This script processes gene fusion data from IMPACT and ARCHER. The workflow involves filtering and parsing fusion data, extracting exon information, retrieving DNA sequences from a reference genome, and generating peptide sequences around fusion breakpoints.
Author: Helen Xie
To run this script, you need to have R installed on your system. Additionally, the following R packages are required:
data.table
dplyr
stringr
tidyr
Biostrings
You can install these packages using the following command:
install.packages(c("data.table", "dplyr", "stringr", "tidyr"))
if (!requireNamespace("BiocManager", quietly = TRUE))
install.packages("BiocManager")
BiocManager::install("Biostrings")
Run the script from the command line as follows:
Rscript your_script.R data_sv.txt ucsc_refseq_hg19_mrna.txt hg19.fa
- data_sv.txt: The gene fusion data file from MSK-IMPACT.
- ucsc_refseq_hg19_mrna.txt: The exon bed file for the hg19 genome.
- hg19.fa: The reference genome FASTA file for hg19.
- data_sv.txt: A file containing gene fusion data, including details on chromosomes, positions, and annotations.
- ucsc_refseq_hg19_mrna.txt: A BED file containing exon information for the hg19 genome.
- hg19.fa: A FASTA file with the hg19 reference genome sequence.
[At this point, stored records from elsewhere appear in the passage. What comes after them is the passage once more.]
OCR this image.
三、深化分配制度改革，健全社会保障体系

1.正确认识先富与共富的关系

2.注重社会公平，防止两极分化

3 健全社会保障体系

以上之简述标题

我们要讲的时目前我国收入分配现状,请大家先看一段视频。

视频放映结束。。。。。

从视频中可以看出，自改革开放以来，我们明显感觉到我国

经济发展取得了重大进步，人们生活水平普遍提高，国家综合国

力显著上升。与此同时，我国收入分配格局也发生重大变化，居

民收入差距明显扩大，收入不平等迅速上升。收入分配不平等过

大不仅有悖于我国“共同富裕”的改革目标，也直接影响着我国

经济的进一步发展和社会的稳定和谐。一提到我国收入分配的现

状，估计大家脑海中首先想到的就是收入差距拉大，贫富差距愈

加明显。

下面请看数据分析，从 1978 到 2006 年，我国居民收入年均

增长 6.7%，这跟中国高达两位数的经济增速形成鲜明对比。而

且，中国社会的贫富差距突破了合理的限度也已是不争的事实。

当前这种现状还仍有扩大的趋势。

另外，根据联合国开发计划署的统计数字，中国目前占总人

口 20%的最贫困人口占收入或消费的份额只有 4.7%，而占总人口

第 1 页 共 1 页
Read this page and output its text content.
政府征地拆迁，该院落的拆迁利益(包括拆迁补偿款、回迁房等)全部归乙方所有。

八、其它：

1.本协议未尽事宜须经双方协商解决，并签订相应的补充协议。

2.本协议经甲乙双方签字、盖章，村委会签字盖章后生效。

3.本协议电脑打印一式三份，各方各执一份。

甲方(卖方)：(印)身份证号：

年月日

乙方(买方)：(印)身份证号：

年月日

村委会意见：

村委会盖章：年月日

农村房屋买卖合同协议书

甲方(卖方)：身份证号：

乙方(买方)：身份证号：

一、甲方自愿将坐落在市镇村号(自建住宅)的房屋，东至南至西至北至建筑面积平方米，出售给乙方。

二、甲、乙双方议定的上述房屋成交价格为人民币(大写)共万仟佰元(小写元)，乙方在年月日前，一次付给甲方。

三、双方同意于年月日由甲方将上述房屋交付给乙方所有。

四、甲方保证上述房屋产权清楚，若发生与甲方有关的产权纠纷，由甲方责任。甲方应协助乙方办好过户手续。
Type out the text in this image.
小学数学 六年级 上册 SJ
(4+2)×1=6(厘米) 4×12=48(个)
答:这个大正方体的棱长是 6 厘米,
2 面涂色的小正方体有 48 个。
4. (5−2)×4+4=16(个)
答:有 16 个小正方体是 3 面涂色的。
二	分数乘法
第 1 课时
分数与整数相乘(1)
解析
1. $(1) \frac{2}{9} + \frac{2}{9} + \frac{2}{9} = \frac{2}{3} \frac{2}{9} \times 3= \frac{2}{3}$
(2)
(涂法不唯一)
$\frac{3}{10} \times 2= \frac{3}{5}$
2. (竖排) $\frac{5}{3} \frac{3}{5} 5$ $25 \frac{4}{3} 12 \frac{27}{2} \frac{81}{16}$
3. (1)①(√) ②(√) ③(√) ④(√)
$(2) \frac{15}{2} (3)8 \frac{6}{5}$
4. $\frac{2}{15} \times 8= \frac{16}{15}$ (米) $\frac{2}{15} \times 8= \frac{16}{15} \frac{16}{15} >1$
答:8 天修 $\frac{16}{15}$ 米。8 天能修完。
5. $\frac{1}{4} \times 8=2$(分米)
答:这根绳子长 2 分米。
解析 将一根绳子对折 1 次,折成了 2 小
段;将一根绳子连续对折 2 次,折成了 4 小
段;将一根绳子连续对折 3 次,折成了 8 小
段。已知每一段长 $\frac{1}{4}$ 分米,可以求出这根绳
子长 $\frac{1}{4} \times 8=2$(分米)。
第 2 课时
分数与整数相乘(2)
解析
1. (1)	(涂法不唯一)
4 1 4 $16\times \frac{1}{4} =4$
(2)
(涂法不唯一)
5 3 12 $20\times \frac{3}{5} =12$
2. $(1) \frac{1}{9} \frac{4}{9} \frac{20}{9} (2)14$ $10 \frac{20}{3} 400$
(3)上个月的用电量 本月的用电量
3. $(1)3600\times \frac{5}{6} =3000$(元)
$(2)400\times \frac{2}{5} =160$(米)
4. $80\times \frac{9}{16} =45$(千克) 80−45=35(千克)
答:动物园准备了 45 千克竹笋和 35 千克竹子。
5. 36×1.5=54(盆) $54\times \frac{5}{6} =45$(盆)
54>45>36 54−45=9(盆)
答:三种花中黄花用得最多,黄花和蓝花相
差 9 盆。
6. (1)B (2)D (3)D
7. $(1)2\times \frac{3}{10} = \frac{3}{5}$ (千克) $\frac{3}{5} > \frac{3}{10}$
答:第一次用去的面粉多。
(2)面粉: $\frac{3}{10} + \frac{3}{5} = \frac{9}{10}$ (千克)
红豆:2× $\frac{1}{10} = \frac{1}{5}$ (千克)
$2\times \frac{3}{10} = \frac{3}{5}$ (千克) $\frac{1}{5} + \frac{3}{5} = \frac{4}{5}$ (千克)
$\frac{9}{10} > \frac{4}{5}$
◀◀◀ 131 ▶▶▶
- data_fusions.rds: An RDS file containing processed gene fusion data with the following columns:
Sample_ID
Site1_Chromosome
Site2_Chromosome
Site1_Position
Site2_Position
Site1_Description
Site2_Description
Class
Event_Info
Connection_Type
Annotation
First_Transcript_ID
Second_Transcript_ID
First_Gene
Second_Gene
First_Exons
Second_Exons
First_Sequence
Second_Sequence
Fusion_Sequence
Peptide_Sequence
Peptide_Breakpoint
NetMHC_Peptide
- Read and Parse Fusion Data: Filters and processes fusion data to extract relevant information like transcript IDs, gene names, and exon ranges.
- Read and Parse BED File: Processes the exon BED file to extract transcript IDs and exon numbers.
- Retrieve DNA Sequences: Uses
bedtools getfasta
to extract DNA sequences corresponding to exon ranges from the reference genome. - Generate Peptide Sequences: Translates the DNA sequences into peptide sequences and identifies breakpoints in the fusion peptides.
- Save Output: The processed data, including the fusion peptides and their surrounding sequences, are saved to an RDS file for downstream analysis.